Ia menilai langkah tersebut berpotensi menjadi sekadar gimik tanpa menyelesaikan akar masalah. Noor mendesak agar pelaku pemasangan pagar tersebut ditindak sesuai hukum dan diminta bertanggung jawab langsung.
“KKP (Kementerian Kelautan dan Perikanan) jangan buat gimik asal babak senang (ABS). Ini hanya buang-buang anggaran negara. Yang memasang pagar itulah yang harus mencabutnya sebagai bentuk tanggung jawab,” tegas Noor.
Menurut Noor, tindakan ini bertentangan dengan prinsip penegakan hukum yang adil.

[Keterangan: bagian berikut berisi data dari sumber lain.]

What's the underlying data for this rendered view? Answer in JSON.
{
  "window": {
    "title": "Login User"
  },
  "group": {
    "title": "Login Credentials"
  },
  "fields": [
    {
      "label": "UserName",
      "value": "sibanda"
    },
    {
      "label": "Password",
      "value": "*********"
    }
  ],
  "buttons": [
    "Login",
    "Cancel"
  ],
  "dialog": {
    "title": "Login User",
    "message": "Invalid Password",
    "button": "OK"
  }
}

“Mengacu pada Pasal 98 Ayat (1) Undang-Undang Nomor 32 Tahun 2009 tentang Perlindungan dan Pengelolaan Lingkungan Hidup, yang menyatakan bahwa setiap orang yang dengan sengaja melakukan perbuatan melawan hukum yang mengakibatkan kerusakan lingkungan hidup dapat dikenai sanksi pidana”, jelasnya.

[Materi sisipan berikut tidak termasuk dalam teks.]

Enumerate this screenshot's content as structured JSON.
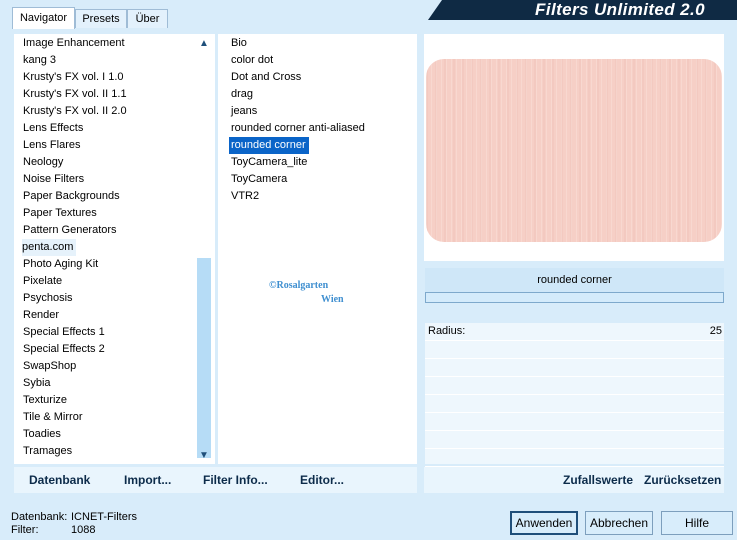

Menurutnya, semestinya pelaku pemagaran dan termasuk penyandang dana serta Inisiatornya harus diadili karena jelas tindakannya merupakan melawan hukum.
“Ini jelas pelanggaran. Pelaku harus diadili dan diwajibkan memulihkan kerusakan yang mereka sebabkan,” ujar Noor.

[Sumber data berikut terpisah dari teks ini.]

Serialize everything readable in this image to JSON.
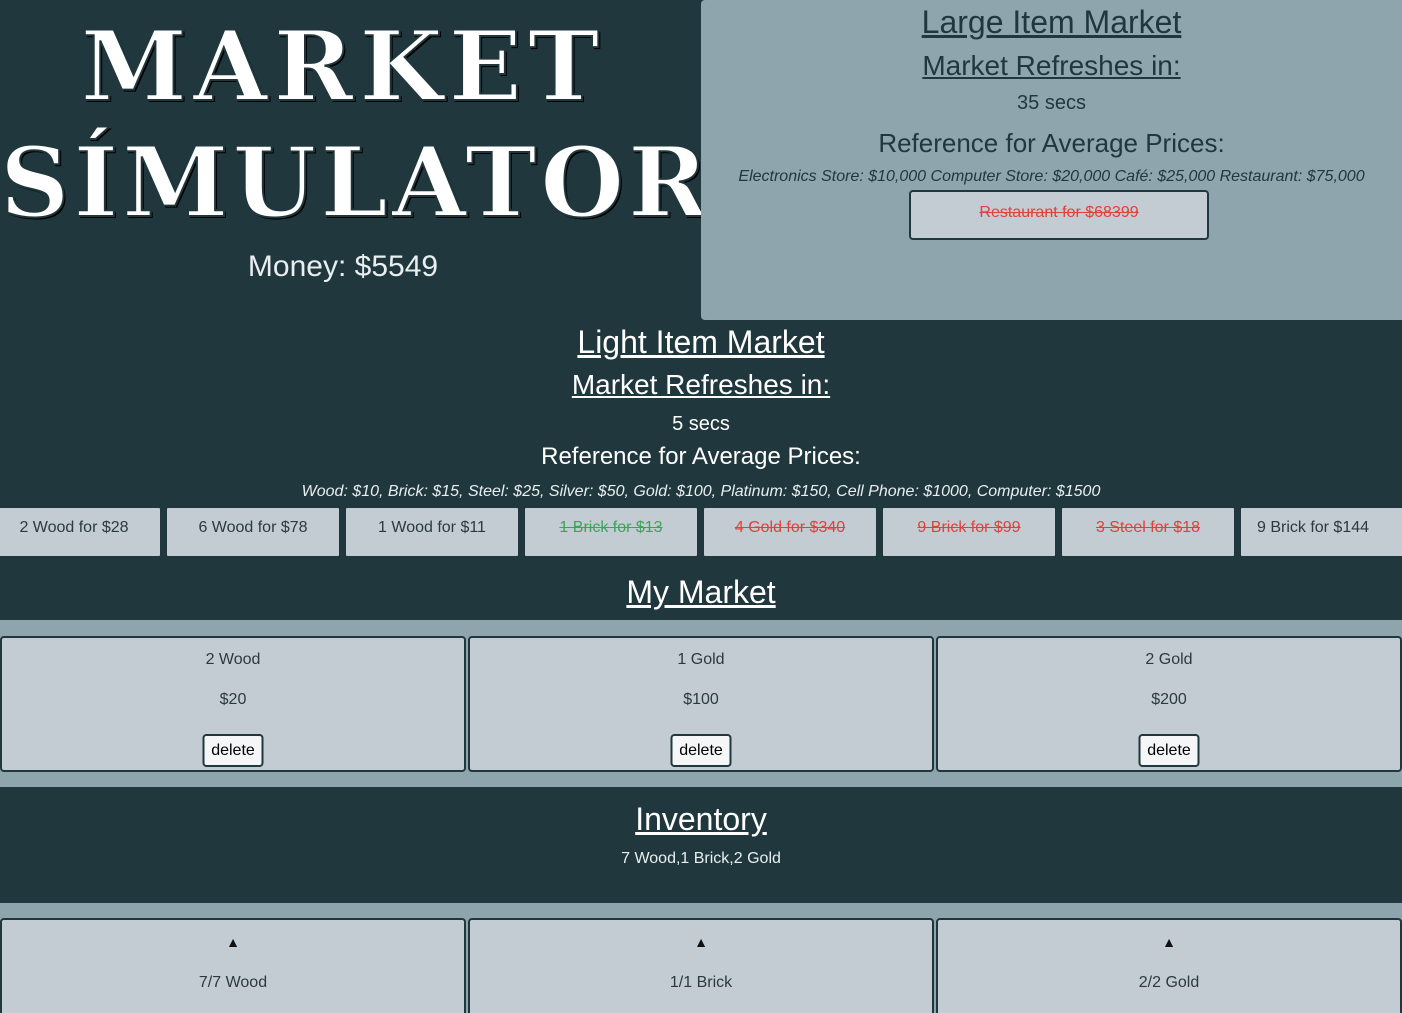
{
  "header": {
    "title_line1": "MARKET",
    "title_line2": "SÍMULATOR",
    "money": "Money: $5549"
  },
  "large_market": {
    "title": "Large Item Market",
    "refresh_label": "Market Refreshes in:",
    "refresh_time": "35 secs",
    "reference_label": "Reference for Average Prices:",
    "reference_prices": "Electronics Store: $10,000 Computer Store: $20,000 Café: $25,000 Restaurant: $75,000",
    "offers": [
      {
        "label": "Restaurant for $68399",
        "status": "unavailable",
        "color": "#e0413a"
      }
    ]
  },
  "light_market": {
    "title": "Light Item Market",
    "refresh_label": "Market Refreshes in:",
    "refresh_time": "5 secs",
    "reference_label": "Reference for Average Prices:",
    "reference_prices": "Wood: $10, Brick: $15, Steel: $25, Silver: $50, Gold: $100, Platinum: $150, Cell Phone: $1000, Computer: $1500",
    "offers": [
      {
        "label": "2 Wood for $28",
        "status": "available"
      },
      {
        "label": "6 Wood for $78",
        "status": "available"
      },
      {
        "label": "1 Wood for $11",
        "status": "available"
      },
      {
        "label": "1 Brick for $13",
        "status": "bought",
        "color": "#3aa655"
      },
      {
        "label": "4 Gold for $340",
        "status": "unavailable",
        "color": "#e0413a"
      },
      {
        "label": "9 Brick for $99",
        "status": "unavailable",
        "color": "#e0413a"
      },
      {
        "label": "3 Steel for $18",
        "status": "unavailable",
        "color": "#e0413a"
      },
      {
        "label": "9 Brick for $144",
        "status": "available"
      }
    ]
  },
  "my_market": {
    "title": "My Market",
    "listings": [
      {
        "item": "2 Wood",
        "price": "$20",
        "delete_label": "delete"
      },
      {
        "item": "1 Gold",
        "price": "$100",
        "delete_label": "delete"
      },
      {
        "item": "2 Gold",
        "price": "$200",
        "delete_label": "delete"
      }
    ]
  },
  "inventory": {
    "title": "Inventory",
    "summary": "7 Wood,1 Brick,2 Gold",
    "items": [
      {
        "arrow": "▲",
        "icon": "up-arrow-icon",
        "label": "7/7 Wood"
      },
      {
        "arrow": "▲",
        "icon": "up-arrow-icon",
        "label": "1/1 Brick"
      },
      {
        "arrow": "▲",
        "icon": "up-arrow-icon",
        "label": "2/2 Gold"
      }
    ]
  },
  "colors": {
    "background": "#20383d",
    "panel": "#8ea5ae",
    "card": "#c3ccd2",
    "unavailable": "#e0413a",
    "bought": "#3aa655"
  }
}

Lebih lanjut, ia menyoroti pentingnya menyeret pelaku ke meja hijau untuk memastikan adanya efek jera. Noor menambahkan.
“Jika tidak, ini hanya menciptakan preseden buruk. Aparat harus menegakkan hukum sesuai Pasal 69 Ayat (1) UU No. 32/2009, yang melarang setiap orang melakukan kegiatan yang mengakibatkan pencemaran atau kerusakan lingkungan.” tandasnya.
Noor juga meminta aparat untuk tidak bertindak tanpa kejelasan proses hukum. Ia menduga pencabutan pagar laut ini bisa menjadi bentuk politisasi oleh pihak tertentu.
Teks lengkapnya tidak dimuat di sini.